Although 2014 has seen many disappointments at the top end of the mid-cap biotech sector, there have been some very good businesses that have been created, or are being created, that have thrived.
On the top of that list is Sirtex Medical, which sells a treatment for liver cancer. It generated an annual net profit of $23.9 million. Its share price has increased by 144 per cent over the year and market capitalisation is now $1.6 billion.
Somnomed sells a treatment for snoring and sleep apnoea. The company expects to sell around 55,000 of its devices this year with sales expected to exceed $32 million. The company's share price increased by 141 per cent and market value is $135 million.
Drug developer Clinuvel Pharmaceuticals has had its drug recommended for approval by the body that advises the European Medicines Agency, which means the company should be able to launch its drug throughout Europe in time for the northern spring in April.
Clinuvel's drug, Scenesse, is a photoprotective compound used by people with severe sun intolerance. Sales in Europe alone are expected to reach up to $50 million. Clinuvel's share price has jumped 324 per cent over the year and market capitalisation is now $171 million.
Impedimed is another company in the sector that has enjoyed a stunning year. Its share price is up 212 per cent and market value is $193 million. Impedimed sells a diagnostic product used for early detection of lymphedema in patients who have recently undergone resection cancer treatment. The company recently raised $32.5 million, with substantial interest from local institutional investors.
Other companies that have performed well commercially in 2014 include Mesoblast, which is the leading global stem cell player with a market value of $1.4 billion; Psivida, which finally saw its product approved by the FDA for the treatment of diabetic macular edema, at its third attempt; and Benitec Biopharma, which has progressed its DNA-directed RNA interference (ddRNAi) therapy into clinical studies.
Stocks to look out for in 2015
(Editor's note: Do not read the following ideas as stock recommendations. Do further research of your own or talk to a financial adviser before acting on themes in this article).
Somnomed, Clinuvel and Impedimed should continue their good run into 2015. Somnomed expects to grow unit sales at 25 per cent and this will be assisted by a currency tailwind, with the US making up 53 per cent of sales. A move into strong revenue growth from the launch of Scenesse into wider Europe by Clinuvel should see more interest in this stock.
Impedimed, which has secured high-level reimbursement coverage from January 1 in the US, is set for a very good year and is potentially a takeover target.

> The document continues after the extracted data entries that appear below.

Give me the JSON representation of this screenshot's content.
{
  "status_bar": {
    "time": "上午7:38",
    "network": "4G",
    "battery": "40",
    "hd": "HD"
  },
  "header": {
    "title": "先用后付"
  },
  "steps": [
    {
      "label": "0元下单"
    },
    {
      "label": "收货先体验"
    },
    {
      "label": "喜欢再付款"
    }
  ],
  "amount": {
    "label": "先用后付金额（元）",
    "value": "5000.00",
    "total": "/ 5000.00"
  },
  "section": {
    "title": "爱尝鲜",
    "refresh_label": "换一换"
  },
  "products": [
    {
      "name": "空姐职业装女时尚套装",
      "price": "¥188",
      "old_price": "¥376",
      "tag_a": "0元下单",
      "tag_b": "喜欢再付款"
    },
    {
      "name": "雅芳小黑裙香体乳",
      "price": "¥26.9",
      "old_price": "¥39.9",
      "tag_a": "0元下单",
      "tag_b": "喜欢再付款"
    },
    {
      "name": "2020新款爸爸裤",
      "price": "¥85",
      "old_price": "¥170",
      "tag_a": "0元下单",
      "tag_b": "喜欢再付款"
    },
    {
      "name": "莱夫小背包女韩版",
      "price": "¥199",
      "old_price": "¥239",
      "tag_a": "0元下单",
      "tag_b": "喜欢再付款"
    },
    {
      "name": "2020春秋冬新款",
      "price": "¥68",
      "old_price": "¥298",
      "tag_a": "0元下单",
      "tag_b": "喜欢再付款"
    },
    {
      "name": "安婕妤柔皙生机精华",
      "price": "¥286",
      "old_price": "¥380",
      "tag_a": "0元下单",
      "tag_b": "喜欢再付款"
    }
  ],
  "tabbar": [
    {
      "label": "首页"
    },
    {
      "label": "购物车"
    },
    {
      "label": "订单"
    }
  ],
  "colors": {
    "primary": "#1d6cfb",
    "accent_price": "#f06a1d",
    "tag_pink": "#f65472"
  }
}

Other stocks that have raised significant funds in the past 12 months and are expected to reach clinical milestones in 2015, and are worth monitoring, include: Innate Immunotherapeutics, which has a Phase II program in multiple sclerosis; Ciracadian Technologies is moving into the clinic with a combination treatment for the eye condition called wet AMD (which has recently become a multi-billion-dollar market).

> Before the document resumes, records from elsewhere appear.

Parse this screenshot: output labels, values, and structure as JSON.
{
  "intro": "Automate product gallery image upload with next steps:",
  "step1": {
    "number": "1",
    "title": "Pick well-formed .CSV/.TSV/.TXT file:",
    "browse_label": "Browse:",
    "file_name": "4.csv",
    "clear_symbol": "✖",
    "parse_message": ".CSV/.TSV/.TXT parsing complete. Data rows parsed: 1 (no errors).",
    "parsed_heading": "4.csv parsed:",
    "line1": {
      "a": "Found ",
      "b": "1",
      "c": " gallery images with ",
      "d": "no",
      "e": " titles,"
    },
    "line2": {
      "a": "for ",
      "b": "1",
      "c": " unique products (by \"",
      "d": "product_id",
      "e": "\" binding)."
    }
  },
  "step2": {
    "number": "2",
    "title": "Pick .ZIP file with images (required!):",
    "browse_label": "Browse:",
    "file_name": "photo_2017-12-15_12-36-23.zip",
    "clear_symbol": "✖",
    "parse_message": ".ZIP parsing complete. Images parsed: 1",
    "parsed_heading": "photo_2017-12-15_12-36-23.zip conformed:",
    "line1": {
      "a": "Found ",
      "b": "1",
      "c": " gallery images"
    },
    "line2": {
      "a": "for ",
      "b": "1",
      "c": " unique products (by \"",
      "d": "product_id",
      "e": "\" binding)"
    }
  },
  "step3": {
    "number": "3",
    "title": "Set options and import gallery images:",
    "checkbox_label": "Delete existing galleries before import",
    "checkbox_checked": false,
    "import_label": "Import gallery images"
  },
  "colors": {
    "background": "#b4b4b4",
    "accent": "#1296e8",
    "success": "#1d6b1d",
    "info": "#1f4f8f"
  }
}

Viralytics is working in the hot area of cancer immunotherapy, using a virus to treat tumours. The company has generated very good Phase II data, which was enough to attract $27 million in 2014 from specialist US biotech funds.
Immuron is conducting a Phase II 120-patient trial in early-stage liver disease (abbreviated NASH). This is also a hot area for drug developers, with no therapies currently available. Immuron expects to complete its Phase II study in 2015.